ShadoPrism You've been a good adversary and ally. I felt like your opinions helped define mine, whether I agreed or not, it changed my opinion, sometimes father away, and sometimes closer. I've also seen you ihn games, and we've been good. I've also seen you in games I made it worse for everyone. I appreciate the evenness. It's like my friend Tom. Tom and Krogan actually. Tom is like this guy who I don't know why, but everytime I (for years at least over decade! actually...) would joijnh my D&D games. Fail and fgail as they did. I really did a number on him, and must have titred his pateience, but he's such a gerenous and kind and mostly consistent guy. Just, like that person who says he'll pick you up at 4:00 Pm and it starts raining at 4 PM, so he arrived like five minute early.

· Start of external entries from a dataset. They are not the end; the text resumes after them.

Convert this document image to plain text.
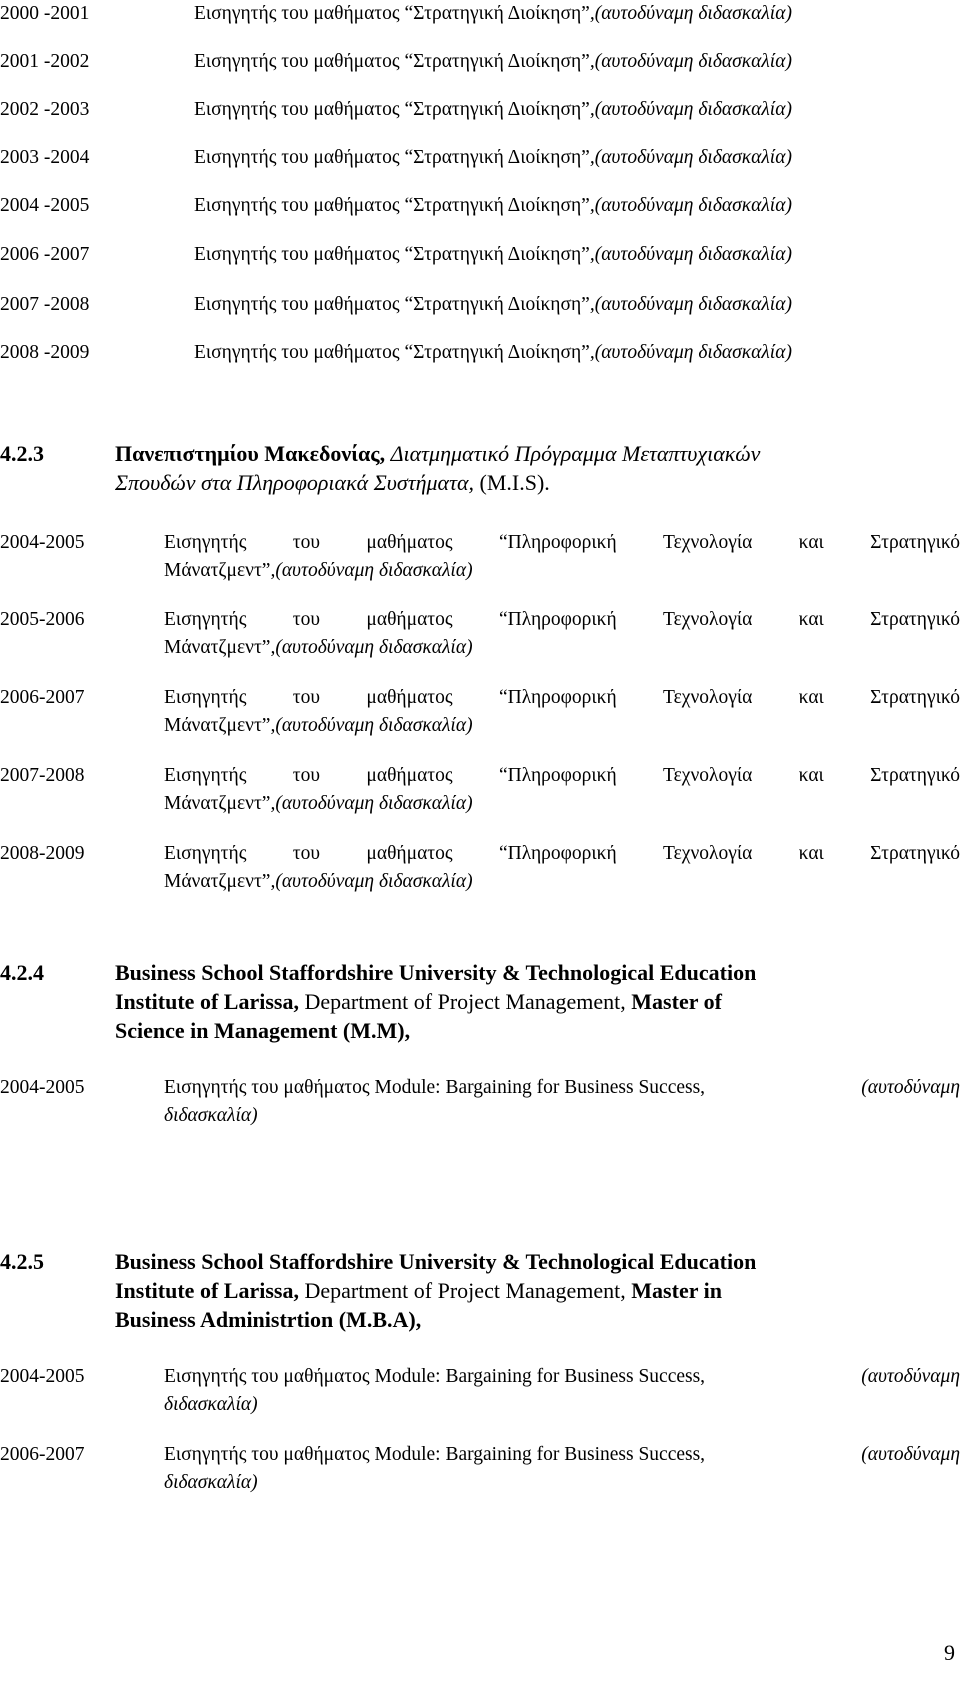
2000 -2001	Εισηγητής του μαθήματος “Στρατηγική Διοίκηση”,(αυτοδύναμη διδασκαλία)
2001 -2002	Εισηγητής του μαθήματος “Στρατηγική Διοίκηση”,(αυτοδύναμη διδασκαλία)
2002 -2003	Εισηγητής του μαθήματος “Στρατηγική Διοίκηση”,(αυτοδύναμη διδασκαλία)
2003 -2004	Εισηγητής του μαθήματος “Στρατηγική Διοίκηση”,(αυτοδύναμη διδασκαλία)
2004 -2005	Εισηγητής του μαθήματος “Στρατηγική Διοίκηση”,(αυτοδύναμη διδασκαλία)
2006 -2007	Εισηγητής του μαθήματος “Στρατηγική Διοίκηση”,(αυτοδύναμη διδασκαλία)
2007 -2008	Εισηγητής του μαθήματος “Στρατηγική Διοίκηση”,(αυτοδύναμη διδασκαλία)
2008 -2009	Εισηγητής του μαθήματος “Στρατηγική Διοίκηση”,(αυτοδύναμη διδασκαλία)
4.2.3	Πανεπιστημίου Μακεδονίας, Διατμηματικό Πρόγραμμα Μεταπτυχιακών
Σπουδών στα Πληροφοριακά Συστήματα, (M.I.S).
2004-2005	Εισηγητής του μαθήματος “Πληροφορική Τεχνολογία και Στρατηγικό
Μάνατζμεντ”,(αυτοδύναμη διδασκαλία)
2005-2006	Εισηγητής του μαθήματος “Πληροφορική Τεχνολογία και Στρατηγικό
Μάνατζμεντ”,(αυτοδύναμη διδασκαλία)
2006-2007	Εισηγητής του μαθήματος “Πληροφορική Τεχνολογία και Στρατηγικό
Μάνατζμεντ”,(αυτοδύναμη διδασκαλία)
2007-2008	Εισηγητής του μαθήματος “Πληροφορική Τεχνολογία και Στρατηγικό
Μάνατζμεντ”,(αυτοδύναμη διδασκαλία)
2008-2009	Εισηγητής του μαθήματος “Πληροφορική Τεχνολογία και Στρατηγικό
Μάνατζμεντ”,(αυτοδύναμη διδασκαλία)
4.2.4	Business School Staffordshire University & Technological Education
Institute of Larissa, Department of Project Management, Master of
Science in Management (M.M),
2004-2005	Εισηγητής του μαθήματος Module: Bargaining for Business Success,	(αυτοδύναμη
διδασκαλία)
4.2.5	Business School Staffordshire University & Technological Education
Institute of Larissa, Department of Project Management, Master in
Business Administrtion (M.B.A),
2004-2005	Εισηγητής του μαθήματος Module: Bargaining for Business Success,	(αυτοδύναμη
διδασκαλία)
2006-2007	Εισηγητής του μαθήματος Module: Bargaining for Business Success,	(αυτοδύναμη
διδασκαλία)
9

Or there's someone else who needs a ride, and so he calls you and says "Hey I'll be late" and means like five minutes late. I've tried to defend him, against other players who think he may be selfish, because I know Tomn, well enough to know when something being aid is far from the truth. He's just like "don't worry about it. I was going to post, but I'll just let it be" So chill, yet so considerate. I really should...try to get in touch with him (is that okay to say [mods]?) I miss him. And Krogan. Another great friend I've had. He's heard me just, at my worst. IT's his honesty, even if harsh, it was always consideerate; that helps me overcome, strive to just keep trying. I feel most like I...wasn't doing right by doing what I did.
Now that that's said. I will stop. Restrict my access to forums. And not get on here, or any part of this site HALT. I need to check on my friend Anne, she's been asleep for like...god...like fifteen hours!